Gender and the Ancient World: Archaeology and Feminist Theory
Archaeology aims to uncover and reconstruct the human past, but it does so from the vantage point of the present and its often unstated assumptions about human social norms, political life, and gender roles. For instance, a funerary excavation is commonly assumed to be of a male or female body based on little else but the presence of weapons or jewels—projecting Western cultural norms upon archaeological data. So too, the archetypal picture of prehistoric society consisting of men hunters and women gatherers has come under increasing scrutiny for projecting contemporary assumptions about normative behavior onto a past that was in fact quite varied. Using a different set of methodologies to counteract these biases, scholars have begun to re-assess the question of gender in the ancient world—opening up critical space to see examine a wildly diverse field of gendered identities and sexual practices. How does studying the distant past enrich our understanding of gender as a fluid and socially constructed category? And what tools do archeologists have at their disposal when revisiting the historical record?

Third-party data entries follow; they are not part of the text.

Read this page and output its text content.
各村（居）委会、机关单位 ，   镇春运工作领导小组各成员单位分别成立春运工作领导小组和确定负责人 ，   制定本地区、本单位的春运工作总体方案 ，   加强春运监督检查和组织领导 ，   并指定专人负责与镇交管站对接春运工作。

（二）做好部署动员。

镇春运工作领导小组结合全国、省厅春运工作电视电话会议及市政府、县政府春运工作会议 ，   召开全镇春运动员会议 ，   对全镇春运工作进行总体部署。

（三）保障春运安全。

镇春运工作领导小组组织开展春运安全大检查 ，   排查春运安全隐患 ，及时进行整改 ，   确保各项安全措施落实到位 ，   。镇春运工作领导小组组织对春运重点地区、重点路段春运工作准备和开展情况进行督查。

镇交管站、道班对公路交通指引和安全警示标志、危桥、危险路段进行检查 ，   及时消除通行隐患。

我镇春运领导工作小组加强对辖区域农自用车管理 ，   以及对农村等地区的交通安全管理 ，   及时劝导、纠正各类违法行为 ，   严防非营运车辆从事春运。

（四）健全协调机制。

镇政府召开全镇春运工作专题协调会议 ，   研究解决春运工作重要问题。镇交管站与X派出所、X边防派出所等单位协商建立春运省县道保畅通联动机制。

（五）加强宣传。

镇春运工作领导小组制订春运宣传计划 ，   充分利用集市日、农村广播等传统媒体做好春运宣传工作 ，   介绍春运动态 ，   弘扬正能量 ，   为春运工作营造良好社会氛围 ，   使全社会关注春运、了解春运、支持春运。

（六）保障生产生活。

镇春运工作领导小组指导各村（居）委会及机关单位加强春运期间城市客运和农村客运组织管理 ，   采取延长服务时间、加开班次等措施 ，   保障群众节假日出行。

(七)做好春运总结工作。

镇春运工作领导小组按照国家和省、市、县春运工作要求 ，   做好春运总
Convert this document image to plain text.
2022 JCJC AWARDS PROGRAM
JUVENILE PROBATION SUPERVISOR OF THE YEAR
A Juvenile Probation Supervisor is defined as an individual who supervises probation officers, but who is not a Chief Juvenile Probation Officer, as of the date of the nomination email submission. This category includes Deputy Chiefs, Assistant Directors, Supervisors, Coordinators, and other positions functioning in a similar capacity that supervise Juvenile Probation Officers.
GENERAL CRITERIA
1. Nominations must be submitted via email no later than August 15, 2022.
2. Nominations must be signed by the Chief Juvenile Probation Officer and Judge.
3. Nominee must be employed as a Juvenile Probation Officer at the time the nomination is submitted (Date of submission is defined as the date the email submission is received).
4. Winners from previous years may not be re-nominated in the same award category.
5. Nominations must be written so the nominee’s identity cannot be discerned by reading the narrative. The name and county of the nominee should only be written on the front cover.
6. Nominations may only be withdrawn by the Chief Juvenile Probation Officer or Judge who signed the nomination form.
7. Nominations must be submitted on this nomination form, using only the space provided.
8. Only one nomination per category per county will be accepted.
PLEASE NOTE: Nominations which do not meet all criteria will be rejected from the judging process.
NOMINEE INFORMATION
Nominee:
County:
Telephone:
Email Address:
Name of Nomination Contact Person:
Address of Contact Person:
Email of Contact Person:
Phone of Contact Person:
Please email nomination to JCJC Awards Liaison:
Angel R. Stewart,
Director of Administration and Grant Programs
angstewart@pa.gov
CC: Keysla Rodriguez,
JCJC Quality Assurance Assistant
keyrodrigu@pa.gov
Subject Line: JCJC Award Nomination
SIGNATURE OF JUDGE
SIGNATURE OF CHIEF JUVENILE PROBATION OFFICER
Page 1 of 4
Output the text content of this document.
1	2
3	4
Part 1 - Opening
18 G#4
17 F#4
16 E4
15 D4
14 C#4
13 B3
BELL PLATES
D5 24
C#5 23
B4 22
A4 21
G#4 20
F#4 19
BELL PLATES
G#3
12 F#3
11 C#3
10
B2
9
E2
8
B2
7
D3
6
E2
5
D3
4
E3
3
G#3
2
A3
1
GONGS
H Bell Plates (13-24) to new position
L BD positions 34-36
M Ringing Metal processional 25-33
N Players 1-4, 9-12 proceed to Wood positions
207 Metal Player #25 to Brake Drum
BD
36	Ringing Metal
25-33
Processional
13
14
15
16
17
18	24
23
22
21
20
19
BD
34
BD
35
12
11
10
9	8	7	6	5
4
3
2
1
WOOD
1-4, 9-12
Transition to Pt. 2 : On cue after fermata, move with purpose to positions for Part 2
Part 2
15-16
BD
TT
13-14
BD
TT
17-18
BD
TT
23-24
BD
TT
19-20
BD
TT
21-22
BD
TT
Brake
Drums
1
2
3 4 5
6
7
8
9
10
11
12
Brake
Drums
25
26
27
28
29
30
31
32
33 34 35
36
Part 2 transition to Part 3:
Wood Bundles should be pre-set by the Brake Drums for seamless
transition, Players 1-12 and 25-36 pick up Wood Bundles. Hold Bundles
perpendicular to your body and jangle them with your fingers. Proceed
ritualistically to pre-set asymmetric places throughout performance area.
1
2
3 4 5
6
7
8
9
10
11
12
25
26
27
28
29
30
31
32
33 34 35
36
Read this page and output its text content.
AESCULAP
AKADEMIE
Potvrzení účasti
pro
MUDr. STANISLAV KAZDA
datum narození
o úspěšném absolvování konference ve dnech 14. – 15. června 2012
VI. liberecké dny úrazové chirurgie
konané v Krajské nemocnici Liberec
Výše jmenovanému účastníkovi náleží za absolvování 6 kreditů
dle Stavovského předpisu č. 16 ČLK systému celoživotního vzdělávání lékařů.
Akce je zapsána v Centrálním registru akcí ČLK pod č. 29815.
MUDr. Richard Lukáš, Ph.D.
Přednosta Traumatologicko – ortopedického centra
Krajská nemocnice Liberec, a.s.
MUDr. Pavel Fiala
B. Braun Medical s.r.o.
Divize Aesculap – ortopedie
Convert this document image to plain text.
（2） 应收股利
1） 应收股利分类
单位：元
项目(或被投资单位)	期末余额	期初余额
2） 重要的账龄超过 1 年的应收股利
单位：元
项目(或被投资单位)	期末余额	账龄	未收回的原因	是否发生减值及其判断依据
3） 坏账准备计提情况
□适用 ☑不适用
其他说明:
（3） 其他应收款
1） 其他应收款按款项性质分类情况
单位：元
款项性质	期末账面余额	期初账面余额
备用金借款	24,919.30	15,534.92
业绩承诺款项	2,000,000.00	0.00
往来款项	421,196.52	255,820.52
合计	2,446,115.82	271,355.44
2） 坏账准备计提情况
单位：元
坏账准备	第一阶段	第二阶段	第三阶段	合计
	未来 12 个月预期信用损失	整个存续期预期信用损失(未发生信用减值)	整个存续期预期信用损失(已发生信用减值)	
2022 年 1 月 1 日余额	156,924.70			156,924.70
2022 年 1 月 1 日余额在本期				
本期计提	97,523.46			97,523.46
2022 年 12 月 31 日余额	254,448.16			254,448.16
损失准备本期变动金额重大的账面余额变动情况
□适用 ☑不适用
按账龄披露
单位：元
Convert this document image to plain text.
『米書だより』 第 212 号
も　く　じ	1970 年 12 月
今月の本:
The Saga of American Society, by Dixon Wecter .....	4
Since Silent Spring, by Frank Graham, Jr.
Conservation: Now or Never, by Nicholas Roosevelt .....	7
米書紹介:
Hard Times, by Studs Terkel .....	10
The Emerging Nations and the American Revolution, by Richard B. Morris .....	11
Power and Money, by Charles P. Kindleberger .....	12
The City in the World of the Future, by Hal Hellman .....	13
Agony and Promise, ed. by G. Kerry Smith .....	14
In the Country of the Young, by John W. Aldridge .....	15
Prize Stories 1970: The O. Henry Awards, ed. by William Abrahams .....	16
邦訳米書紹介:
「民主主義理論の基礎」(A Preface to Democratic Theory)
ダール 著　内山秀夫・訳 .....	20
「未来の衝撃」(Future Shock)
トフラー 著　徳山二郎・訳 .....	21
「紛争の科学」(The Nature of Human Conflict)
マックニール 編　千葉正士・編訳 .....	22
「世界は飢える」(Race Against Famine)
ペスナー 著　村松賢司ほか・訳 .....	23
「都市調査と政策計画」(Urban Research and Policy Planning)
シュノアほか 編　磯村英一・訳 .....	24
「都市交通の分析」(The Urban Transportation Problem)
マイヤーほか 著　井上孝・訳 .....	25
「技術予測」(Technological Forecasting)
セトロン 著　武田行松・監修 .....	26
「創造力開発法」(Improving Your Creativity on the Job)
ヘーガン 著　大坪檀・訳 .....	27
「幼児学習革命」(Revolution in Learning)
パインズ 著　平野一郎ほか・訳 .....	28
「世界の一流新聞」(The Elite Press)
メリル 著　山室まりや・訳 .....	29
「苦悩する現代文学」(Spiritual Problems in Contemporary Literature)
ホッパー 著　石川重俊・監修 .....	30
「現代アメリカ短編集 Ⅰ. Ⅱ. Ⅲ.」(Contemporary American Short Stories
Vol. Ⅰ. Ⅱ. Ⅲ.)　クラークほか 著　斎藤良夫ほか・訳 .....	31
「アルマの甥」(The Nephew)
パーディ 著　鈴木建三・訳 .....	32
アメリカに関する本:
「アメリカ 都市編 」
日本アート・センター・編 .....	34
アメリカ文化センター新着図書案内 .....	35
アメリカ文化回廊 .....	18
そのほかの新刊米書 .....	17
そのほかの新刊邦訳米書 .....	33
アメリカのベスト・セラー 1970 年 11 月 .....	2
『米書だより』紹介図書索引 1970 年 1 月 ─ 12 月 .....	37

In this course, we will explore attempts over the last several decades to give women a voice in the archeological record and to move to recognize the variety of gendered identities that circulated in the ancient world. Examining household sites, the division of labor, and mortuary practices, students will use the tools of bio-archaeology and physical anthropology to counteract dominant narratives that center the heterosexual, Western, male gaze. In addition to archaeological methods, this course draws on queer, feminist, post-colonial, and critical race theories to establish an alternate framework for studying gender and sexuality in the human past. In addition to examining records of archeological sites and material culture, students will read works by Judith Butler, Barbara Voss, Elizabeth M. Brumfiel, Margaret W. Conkey, Joan M. Gero, Roberta Gilchrist, and Rosemary A. Joyce.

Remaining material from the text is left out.